Sherlock Holmes, perhaps like quite a few coke users, seems not to have been particularly interested in food.

In The Adventure of The Norwood Builder Dr Watson tells us, “My friend had no breakfast for himself, for it was one of his peculiarities that in his more intense moments he would permit himself no food, and I have known him to presume upon his iron strength until he has fainted from pure inanition.”

Nevertheless there are at least four Sherlock Holmes cookbooks. The one I own is called The Sherlock Holmes Victorian Cookbook, by William Bonnell, a source of much amusement, not all of it intentional.

We know that Holmes and Watson were fans of Simpsons in the Strand and that Holmes and brother Mycroft went to the Diogenese Club, but it’s hard to find a detailed description of an actual Holmesian meal.

The best, and it’s the only one that Bonnell can really come up with, appears in The Adventure of The Noble Bachelor in which Holmes and Watson sit down to a “quite epicurean little cold supper” featuring “a brace of cold woodcock, a pheasant, a pate-de-foie-gras pie, with a group of ancient and cobwebby bottles.”


The Sherlock Holmes Victorian Cookbook doesn’t give us recipes for any of these things. Instead, the author proceeds by way of free-association. So, in The Adventure of the Devil’s Foot there’s a mention of Cornwall, and then we get a recipe for Cornish pasties.

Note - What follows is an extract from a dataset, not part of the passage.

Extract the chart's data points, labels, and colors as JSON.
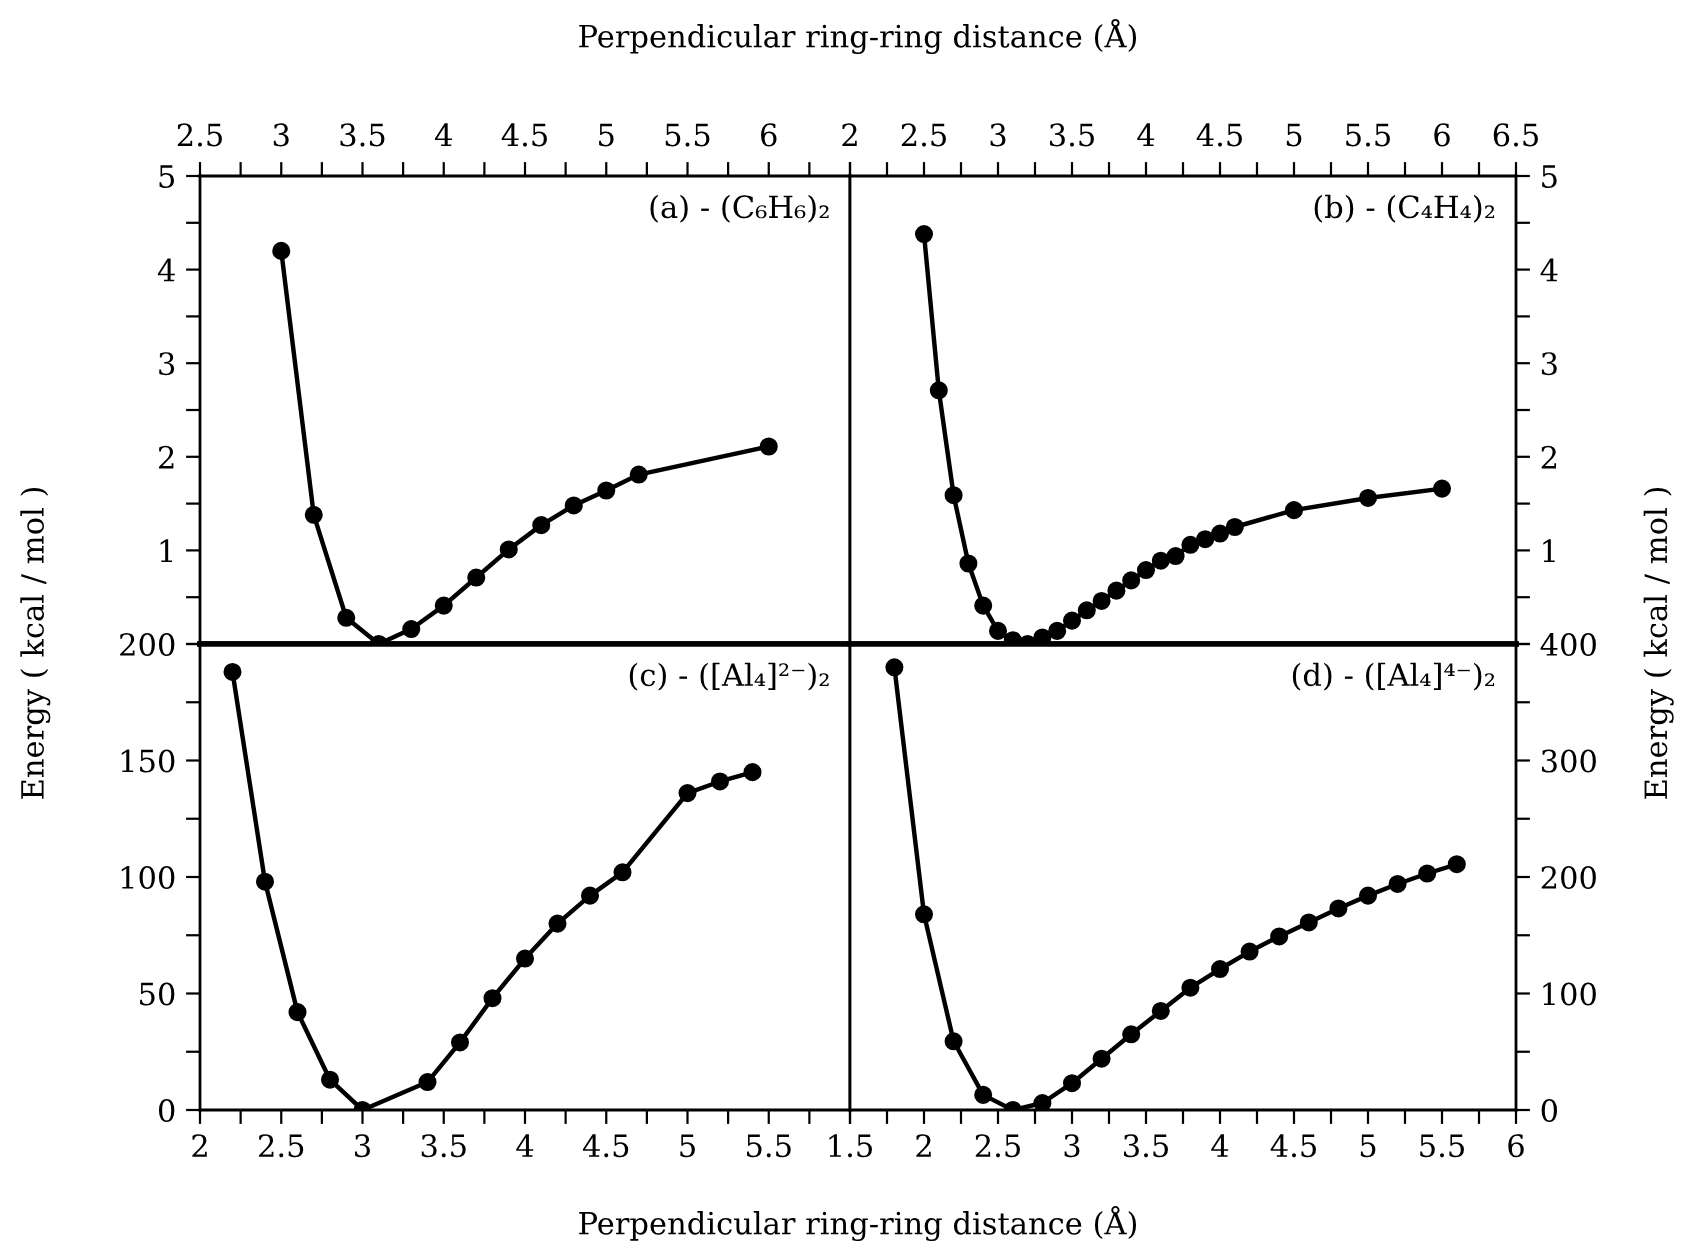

In The Adventure of the Golden Pince-Nez Holmes says that he and Watson are “famous fishermen” and Bonnell gives us a recipe for Hot Pickled Salmon.

Holmes and Watson often travel by train, therwfore we’re given a recipe for Railway Journey Egg Sandwiches. Apparently the Victorian often used a slice of toast for sandwiches, slit open as if it were pita, which OK I admit is surprising and interesting.

But my favorite hoot is in the intro. Bonnell speaks of the housekeeper Mrs. Hudson, “Did she also offer them haggis, the oatmeal and internal organ mixture prepared in a sheep’s stomach, during Hogmanay?” he asks. And then concludes, “Perhaps not.” So why trouble us with the speculation?

Is he mocking the haggis here? Or does he simply know that others will? I hope not. I have enough Scottish ancestry to be resentful. Haggis is really good. And if you’re prepared to eat an American hotdog a haggis will contain no new horrors.



Still I have to accept that foods from other cultures are a source of low comedy. And even my beloved Simpsons mocks English food – I don’t object to the mockery I just don’t want it to be too easy. I suspect somebody somewhere is writing a PhD on the Simpsons and food even now, it’s a huge area, but I’m thinking here of the Four Beheadings & A Funeral episode, and the search for the Mutton Chop Murderer - a Sherlock Holmes parody in which the killer is caught because the murder weapon smells of eel pie.



When I first lived in London I knew there were such things as eel and pie shops, and I assumed they sold eel pies. In general they don’t. They sell eel, and they sell meat pies. Why not eel pies? I don’t know. A case for Sherlock.